She didn’t change her gloves when she handled the gel and then touched the microwave .. yikes contamination factor
@atoreta8823 күн бұрын
What is the purpose of the aspiration tube?
@botchjones113026 күн бұрын
Sorry but I can’t take someone who clearly has no clue about aseptic techniques seriously when they’re trying to show others how to be aseptic in the lab/cleanroom lmao
@akshitasoni445Ай бұрын
Should i use nutrient broth instead of LB for Bacterial DNA Isolation @Addgene
@stephenolinga9236Ай бұрын
V good
@Cartoons_90s499Ай бұрын
nice video i learn so much
@lazarorodriguez5583Ай бұрын
Ho
@lazarorodriguez5583Ай бұрын
Hi
@lazarorodriguez5583Ай бұрын
Hi
@lazarorodriguez5583Ай бұрын
Hi
@lazarorodriguez5583Ай бұрын
Hi
@lazarorodriguez5583Ай бұрын
Hi
@alba..8479Ай бұрын
The "OTHER" Methods for introducing plasmids to dns being the COVID vaccine.
@nirvanasingh2Ай бұрын
Should the 50% glycerol be sterilised/autoclaved?
@touimilina35062 ай бұрын
Thank you so much 🥰
@toxicmooyahperson18472 ай бұрын
good ass video
@nadiarai76032 ай бұрын
Very helpful video. THANK YOU
@EducationFailed2 ай бұрын
The music becomes so loud I can not hear what is being said.
@venkatmadhavan51172 ай бұрын
@manaljarrar2 ай бұрын
شرح بيوتكنولوجي باللغة العربية: youtube.com/@manaljarrar?feature=shared
@manaljarrar2 ай бұрын
Great👍
@davidcristianrodriguesluca34962 ай бұрын
Thanks for this video. It has been helping me a lot.
@user-vw4wz8vk3e2 ай бұрын
So useful and informative, Thank you so much..

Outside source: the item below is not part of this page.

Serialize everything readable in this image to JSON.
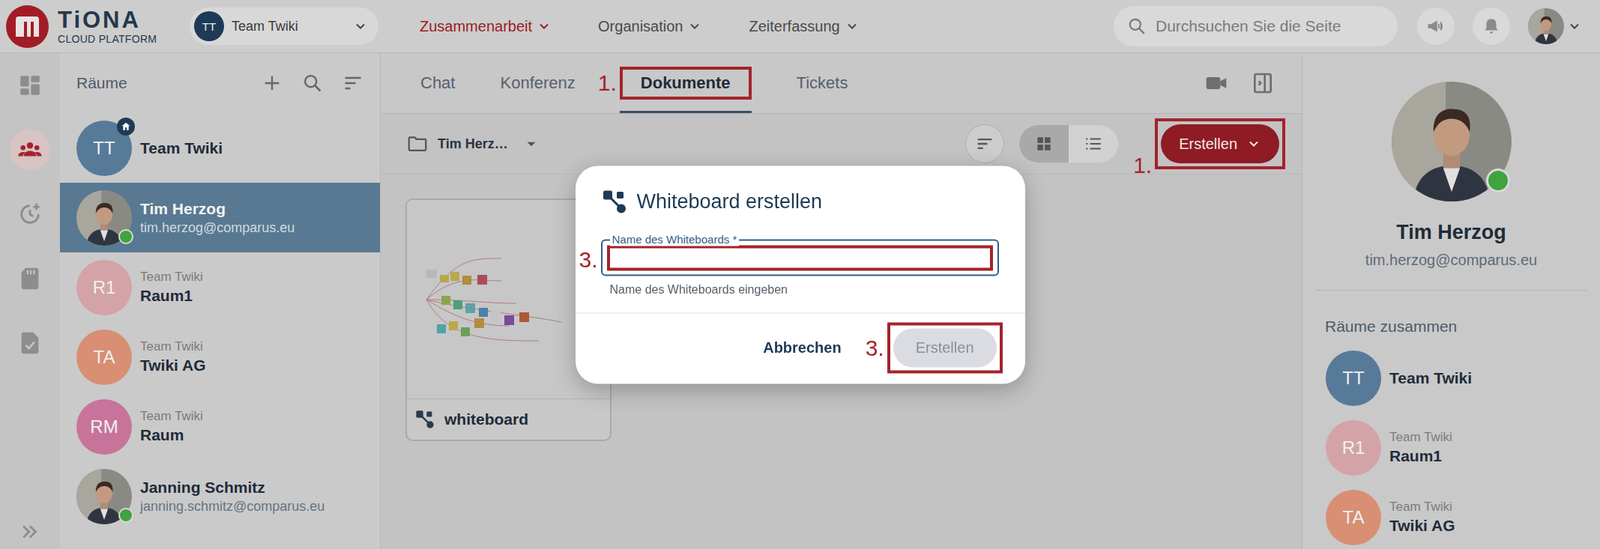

@user-zi9uj2sj8q2 ай бұрын
How long can a lab coat be worn before it is to be discarded?
@asimabibi11413 ай бұрын
Superb,please take up the topic of micro manipulation
@user-mp4jd9tm5u3 ай бұрын
nerds
@user-ny5et6id5l3 ай бұрын
perfect video!
@Kasibaneetacademytamil16103 ай бұрын
Hi I need to work with you i too needed to video like this in my own language can you let me know where i can contact you
@Kasibaneetacademytamil16103 ай бұрын
Super
@ALLGAMEZONEaru3 ай бұрын
Thank you 😊💕 so much 🥰🥰
@ALLGAMEZONEaru3 ай бұрын
❤❤ i really enjoyed and understand it 😊😊😊
@alishamurray99524 ай бұрын
Did anyone else watch, thinking this was related to sign language…? 😂
@saratpiyaniran77054 ай бұрын
👍🏻👍🏻👍🏻
@ruslingmcgehan71374 ай бұрын
No doubt these plasmids can be used for good or bad reasons
@lovemyself-wl4sz4 ай бұрын
Ohhh thanks alot...needed in med school❤
@stephendada84634 ай бұрын
Thanks for this. No one is an island of knowledge
@richardtony19994 ай бұрын
love her gloves
@nargizisayeva13774 ай бұрын
Working in Addgene is my dream.
@gyrothompson4 ай бұрын
Is it safe to touch the gel?
@kat-thee1115 ай бұрын
This is such a clear video and so well explained. Very easy to follow, thank you
@mousumisau74615 ай бұрын
Oh your happiness at the end😁🤗
@impulsessj20335 ай бұрын
my mans streaked it so wrong. you cant scratch the agar like that
@festekiz5 ай бұрын
👏👏
@Clover-eh5vh5 ай бұрын
This is extremely helpful for my research. I appreciate how clear your explanation is!
@shivamsolanke54425 ай бұрын
I'm falling in love with you all guyzzz , lots of appreciation and love ❤
@nadaspodcast.58445 ай бұрын
I think that you must add 8 ul from carb not 80 ul
@bytesizebiotech6 ай бұрын
Nice video overall, just a few notes: 100 degree Boiling for 15 minutes is ill advised and will lead to protein hydrolysis for many proteins. 95C for 5-10 minutes, or 70C for 10-20 minutes is more than plenty for 99% of western blotting applications. 150-200V is fine with Invitrogen's Bis-Tris Gels, especially if you use cold Running Buffer to start. For Invitrogen Dry Transfer pre-assembled sandwich, they SPECIFICALLY advise to not activate the PVDF membrane as it is already pre-activated. Washing with Blocking Buffer is only necessary when using blocking buffers that are resuspended just prior to using. This is to get rid of any particulates. With commercial blocking buffers, or stock solutions of blocking buffers that are already in solution, you can proceed immediately to adding the primary antibody after the blocking step. Fluorescent labeled primary antibodies are quite nice as well. lastly and most importantly: adding the HRP substrate onto the membrane while shaking it leads to much more consistent detection rather than placing the membrane on top of a puddle of the reagent...This won't disperse as evenly and there's a decent chance it won't cover the membrane evenly. The sheet protector is a nice thing to have as it'll keep your blot from drying out during long exposures.